Seth Freedman
The Guardian (Opinion)
April 12, 2010 - 12:00am

The beauty of Israel's economy is in the eye of the beholder: some sceptics routinely sound the death knell for the country's finances, while their optimistic opponents claim the state's coffers have never been in ruder health. Last week, traders and investment funds delivered a resoundingly clear verdict in the latter camp's favour, driving the benchmark TA-25 index to an all-time high.

The TA-25 has now more than doubled since November 2008, when the global credit crisis was at its height. While the rebound on the Israeli exchange is in line with a general trend of recovery on bourses around the world, what sets Israel apart from its peers is the minimal effect the credit crunch had on the state's economy.

Thanks to a culture of low risk-taking among Israel bankers and investors, both individuals and institutions were far less exposed to asset bubbles and speculative purchases than their counterparts in other developed countries. Consequently, no bailouts were required of Israeli banks, nor did the economy implode in anything like as spectacular a fashion as occurred in the US, the UK and mainland Europe.

The still-booming hi-tech and pharmaceutical sectors also helped the Israeli economy ride out the storm, contributing to the reaching of the latest financial milestone being predicted by economists: a per capita GDP of $30,000, up from $20,000 less than a decade earlier.

Foreign investors continue to pour money into Israel, buoyed by the stellar performance of its stock market as well as unwavering confidence in the stewardship of those at the helm of the finance ministry. The Bank of Israel governor, Stanley Fischer, has been widely praised for his role in keeping the economy afloat, as was Binyamin Netanyahu during his spell as minister of finance.
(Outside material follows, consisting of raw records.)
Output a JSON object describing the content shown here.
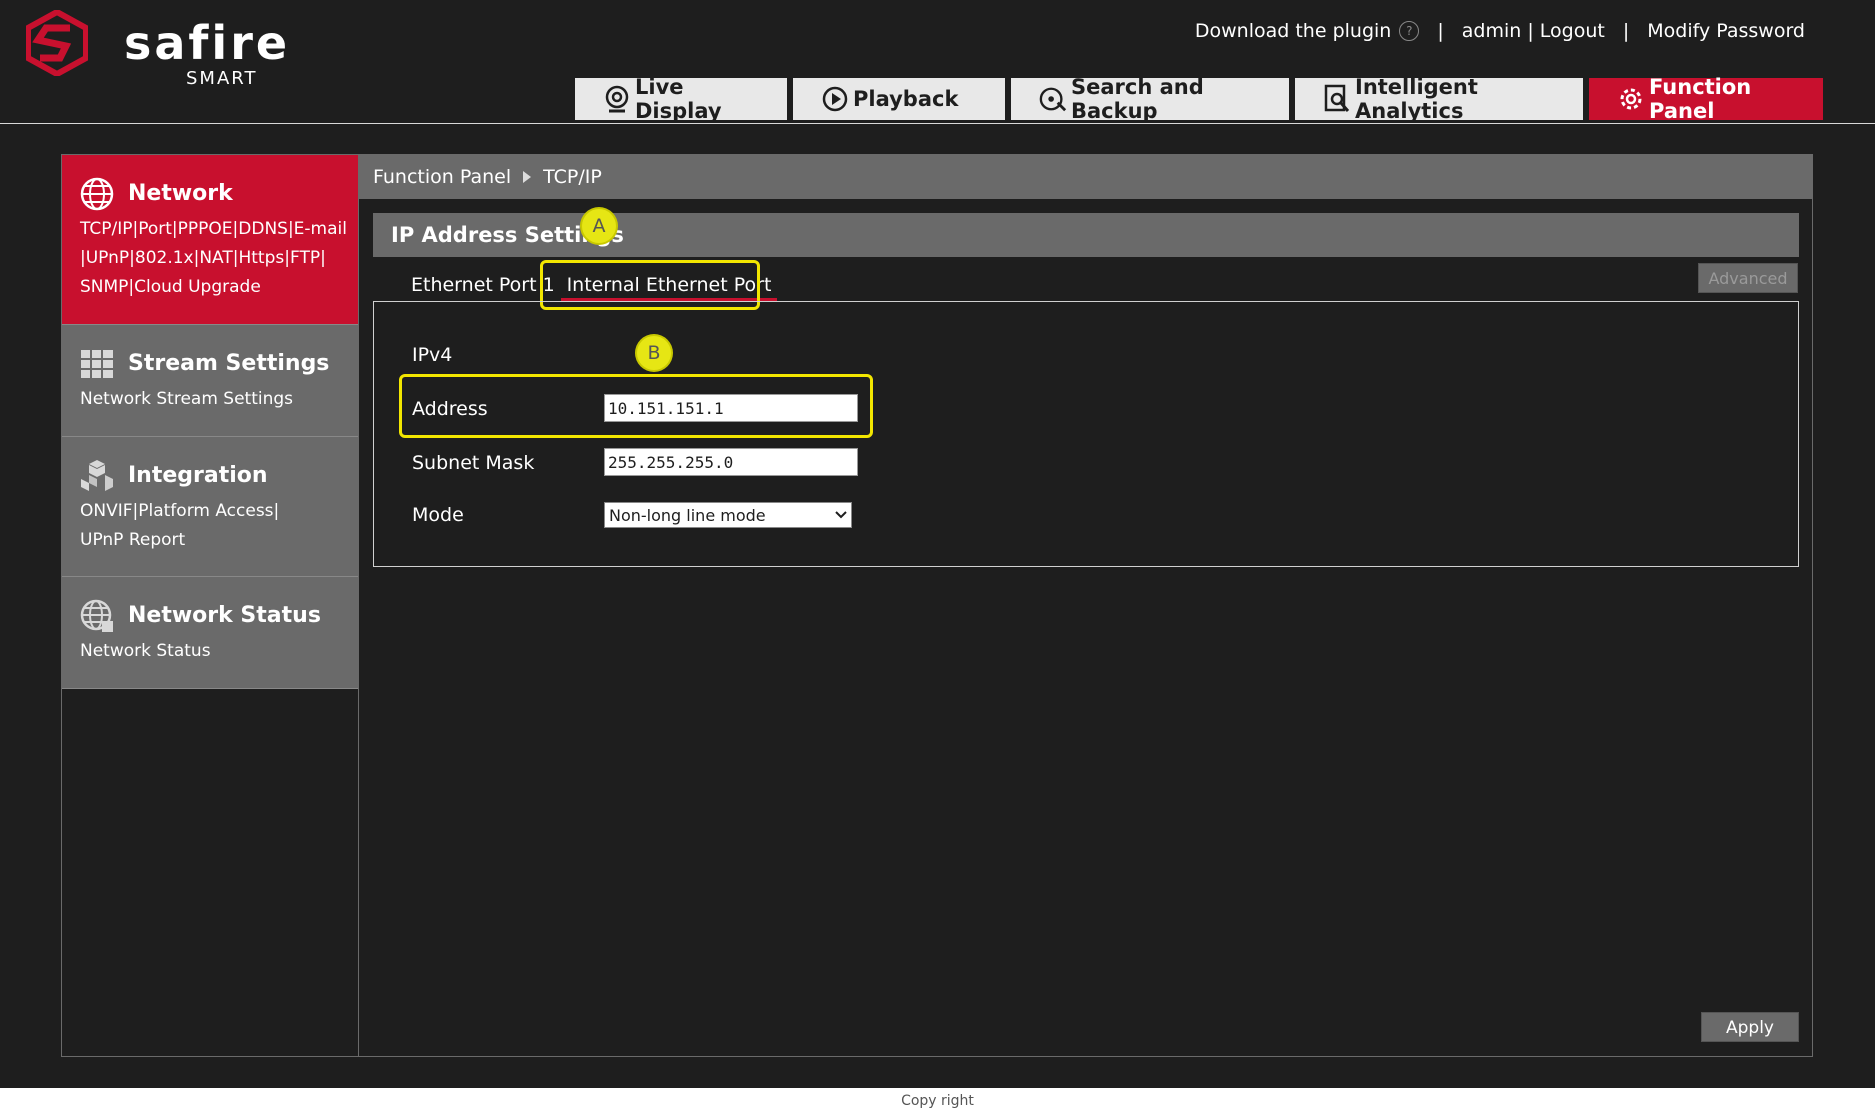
{
  "brand": {
    "name": "safire",
    "sub": "SMART",
    "color": "#c8102e"
  },
  "toplinks": {
    "download": "Download the plugin",
    "help_icon": "?",
    "sep": "|",
    "user": "admin",
    "user_sep": " | ",
    "logout": "Logout",
    "modify_password": "Modify Password"
  },
  "navtabs": [
    {
      "label": "Live Display",
      "icon": "webcam-icon"
    },
    {
      "label": "Playback",
      "icon": "play-circle-icon"
    },
    {
      "label": "Search and Backup",
      "icon": "disc-search-icon"
    },
    {
      "label": "Intelligent Analytics",
      "icon": "analytics-icon"
    },
    {
      "label": "Function Panel",
      "icon": "gear-icon"
    }
  ],
  "sidebar": {
    "items": [
      {
        "title": "Network",
        "lines": [
          "TCP/IP|Port|PPPOE|DDNS|E-mail",
          "|UPnP|802.1x|NAT|Https|FTP|",
          "SNMP|Cloud Upgrade"
        ],
        "icon": "globe-icon"
      },
      {
        "title": "Stream Settings",
        "lines": [
          "Network Stream Settings"
        ],
        "icon": "grid-icon"
      },
      {
        "title": "Integration",
        "lines": [
          "ONVIF|Platform Access|",
          "UPnP Report"
        ],
        "icon": "cubes-icon"
      },
      {
        "title": "Network Status",
        "lines": [
          "Network Status"
        ],
        "icon": "globe-status-icon"
      }
    ]
  },
  "breadcrumb": {
    "root": "Function Panel",
    "current": "TCP/IP"
  },
  "section": {
    "title": "IP Address Settings"
  },
  "markers": {
    "a": "A",
    "b": "B",
    "color": "#e6e614"
  },
  "tabs": {
    "port1": "Ethernet Port 1",
    "internal": "Internal Ethernet Port"
  },
  "advanced": "Advanced",
  "form": {
    "ipv4": "IPv4",
    "address_label": "Address",
    "address_value": "10.151.151.1",
    "subnet_label": "Subnet Mask",
    "subnet_value": "255.255.255.0",
    "mode_label": "Mode",
    "mode_value": "Non-long line mode"
  },
  "apply": "Apply",
  "footer": "Copy right"
}
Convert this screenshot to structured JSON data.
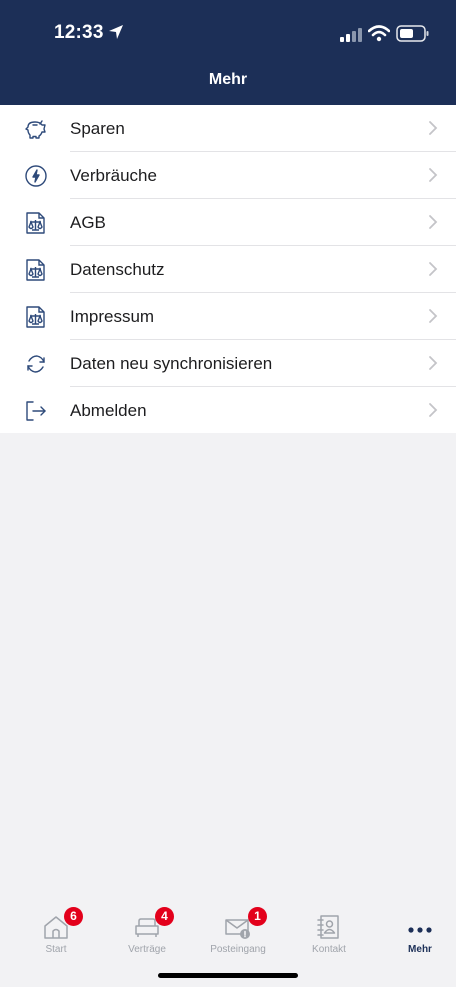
{
  "status_bar": {
    "time": "12:33"
  },
  "header": {
    "title": "Mehr"
  },
  "menu": {
    "items": [
      {
        "label": "Sparen",
        "icon": "piggy-bank-icon"
      },
      {
        "label": "Verbräuche",
        "icon": "energy-gauge-icon"
      },
      {
        "label": "AGB",
        "icon": "legal-document-icon"
      },
      {
        "label": "Datenschutz",
        "icon": "legal-document-icon"
      },
      {
        "label": "Impressum",
        "icon": "legal-document-icon"
      },
      {
        "label": "Daten neu synchronisieren",
        "icon": "sync-icon"
      },
      {
        "label": "Abmelden",
        "icon": "logout-icon"
      }
    ]
  },
  "tabbar": {
    "tabs": [
      {
        "label": "Start",
        "badge": "6",
        "icon": "home-icon"
      },
      {
        "label": "Verträge",
        "badge": "4",
        "icon": "sofa-icon"
      },
      {
        "label": "Posteingang",
        "badge": "1",
        "icon": "mail-icon"
      },
      {
        "label": "Kontakt",
        "badge": "",
        "icon": "contact-book-icon"
      },
      {
        "label": "Mehr",
        "badge": "",
        "icon": "more-dots-icon",
        "active": true
      }
    ]
  },
  "colors": {
    "header_bg": "#1c2f57",
    "badge": "#e3001b",
    "icon_blue": "#2e4a7a",
    "inactive": "#a0a4ab"
  }
}
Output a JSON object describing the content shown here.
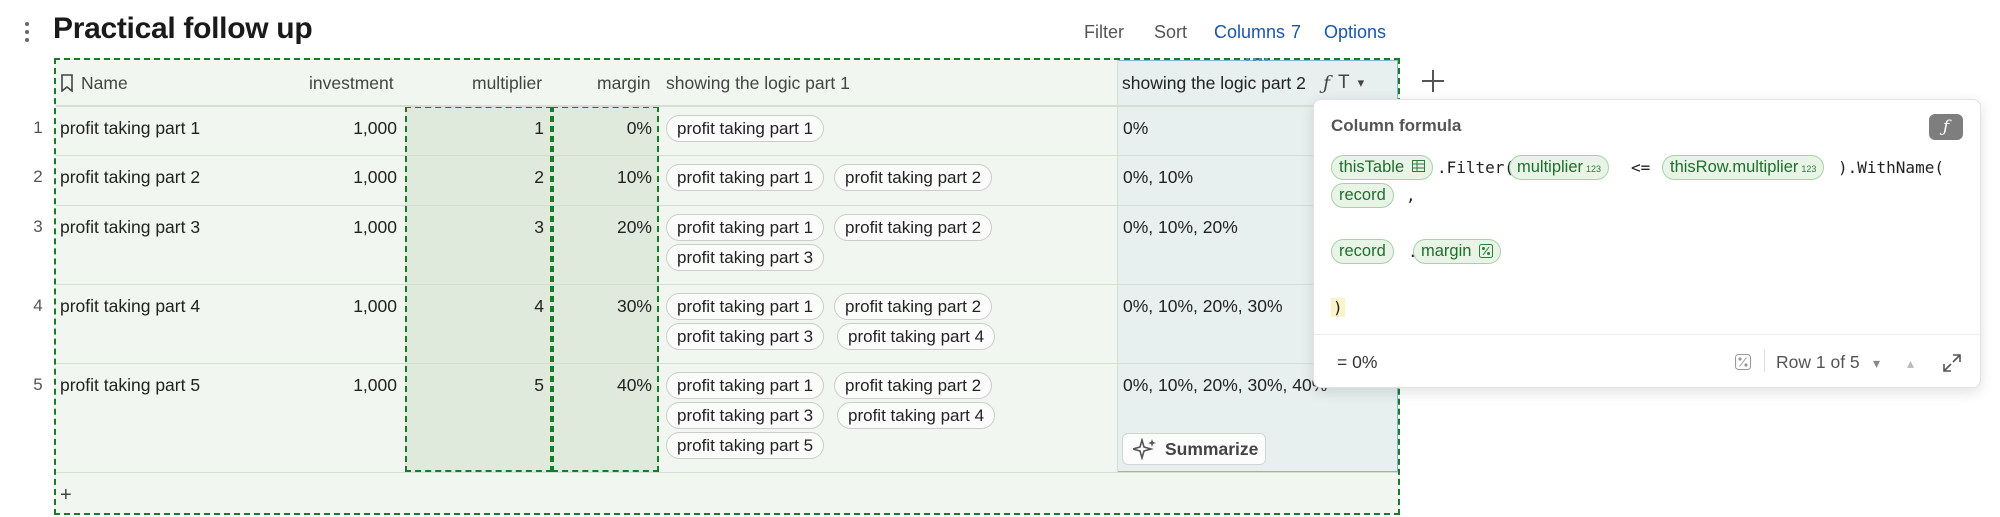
{
  "page": {
    "title": "Practical follow up"
  },
  "toolbar": {
    "filter": "Filter",
    "sort": "Sort",
    "columns": "Columns",
    "columns_count": "7",
    "options": "Options"
  },
  "table": {
    "headers": {
      "name": "Name",
      "investment": "investment",
      "multiplier": "multiplier",
      "margin": "margin",
      "logic1": "showing the logic part 1",
      "logic2": "showing the logic part 2"
    },
    "rows": [
      {
        "num": "1",
        "name": "profit taking part 1",
        "investment": "1,000",
        "multiplier": "1",
        "margin": "0%",
        "logic1": [
          "profit taking part 1"
        ],
        "logic2": "0%"
      },
      {
        "num": "2",
        "name": "profit taking part 2",
        "investment": "1,000",
        "multiplier": "2",
        "margin": "10%",
        "logic1": [
          "profit taking part 1",
          "profit taking part 2"
        ],
        "logic2": "0%, 10%"
      },
      {
        "num": "3",
        "name": "profit taking part 3",
        "investment": "1,000",
        "multiplier": "3",
        "margin": "20%",
        "logic1": [
          "profit taking part 1",
          "profit taking part 2",
          "profit taking part 3"
        ],
        "logic2": "0%, 10%, 20%"
      },
      {
        "num": "4",
        "name": "profit taking part 4",
        "investment": "1,000",
        "multiplier": "4",
        "margin": "30%",
        "logic1": [
          "profit taking part 1",
          "profit taking part 2",
          "profit taking part 3",
          "profit taking part 4"
        ],
        "logic2": "0%, 10%, 20%, 30%"
      },
      {
        "num": "5",
        "name": "profit taking part 5",
        "investment": "1,000",
        "multiplier": "5",
        "margin": "40%",
        "logic1": [
          "profit taking part 1",
          "profit taking part 2",
          "profit taking part 3",
          "profit taking part 4",
          "profit taking part 5"
        ],
        "logic2": "0%, 10%, 20%, 30%, 40%"
      }
    ],
    "add_row": "+",
    "summarize": "Summarize"
  },
  "formula_panel": {
    "title": "Column formula",
    "f_symbol": "ƒ",
    "tokens": {
      "this_table": "thisTable",
      "filter_open": ".Filter(",
      "multiplier": "multiplier",
      "type_num": "123",
      "lte": "<=",
      "this_row_multiplier": "thisRow.multiplier",
      "with_name": ").WithName(",
      "record": "record",
      "comma": ",",
      "dot": ".",
      "margin": "margin",
      "close": ")"
    },
    "result": "= 0%",
    "row_info": "Row 1 of 5"
  },
  "colors": {
    "accent_link": "#1a56a8",
    "selection_green": "#197a2a",
    "table_bg": "#f1f7f0",
    "token_bg": "#e8f4e6"
  },
  "icons": [
    "more-vertical-icon",
    "bookmark-icon",
    "formula-icon",
    "text-type-icon",
    "chevron-down-icon",
    "plus-icon",
    "sparkle-icon",
    "percent-type-icon",
    "expand-icon",
    "chevron-up-icon",
    "table-icon"
  ]
}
However, pressure is now mounting on Netanyahu in his current incarnation as prime minister, with calls emanating from a variety of quarters urging him to strike a peace deal with the Palestinians for the sake of Israel's economy as much as Israeli society as a whole.

Fischer believes the country could see growth of almost 7% per year if the conflict with the Palestinians was resolved, which – set against current levels of around 3% – provides a massive financial incentive to sign a final-status agreement. But far more pressing are the consequences of not reaching a lasting accord with the Palestinians in terms of the Iranian problem.

In the absence of an Israeli-Palestinian peace deal, Israel will have far less leverage to persuade the world to halt Iran's drive towards developing nuclear weapons, and the spectre of an Iranian attack on Israeli soil would see investors flee Israel in droves. On top of such an outflow of foreign money, Israel would need to spend a fortune on defence and to bolster its own nuclear weapons arsenal, which would deal a crippling blow to the state's finances.

Israelis already know the benefits to be gleaned when all is quiet on the Palestinian front: the current state of relative calm in major Israeli cities has been a substantial boon to local economies which are heavily reliant on tourist expenditure. The further into the past that the second intifada recedes, the more tourists flock to Israel, injecting vast amounts of money into the country as well as a heavy dose of confidence into owners of Israeli businesses.

Should the tranquillity be shattered by another outbreak of violence from Palestinian militants or their Hezbollah peers, the ramifications on the Israeli economy will be swift and sharp. As such, even those for whom the idea of granting statehood to the Palestinians is political anathema should realise the practical benefits of making concessions that will pull the rug from under the radicals' feet.

As journalist Aluf Benn pointed out in an article last week, there is a great deal to be gained from further incorporating Israeli Arabs and ultra-Orthodox Jews into the mainstream Israeli workforce. This is another area in which Netanyahu and his advisers need to allow pragmatism to triumph over prejudice for the benefit of Israeli society, rather than adopting their usual policies of scoring cheap short-term points that do no favours for the country in the long run.

The Israeli economy has survived one of the toughest challenges to face it, and every other developed nation, in recent times – and investors at home and abroad have been quick to congratulate the country in the form of a massive flow of funds into Israeli stocks. But the next major hurdle is looming, and how it is handled will play a large part in dictating the nation's economic fortunes for years to come.

If the TA-25 and the wider economy are to drive on to even greater heights, Netanyahu needs to think with his finance-minister hat on rather than his prime-ministerial one. That way, he'd be doing Israelis and Palestinians a great service, and both sides can only come out winners as a result.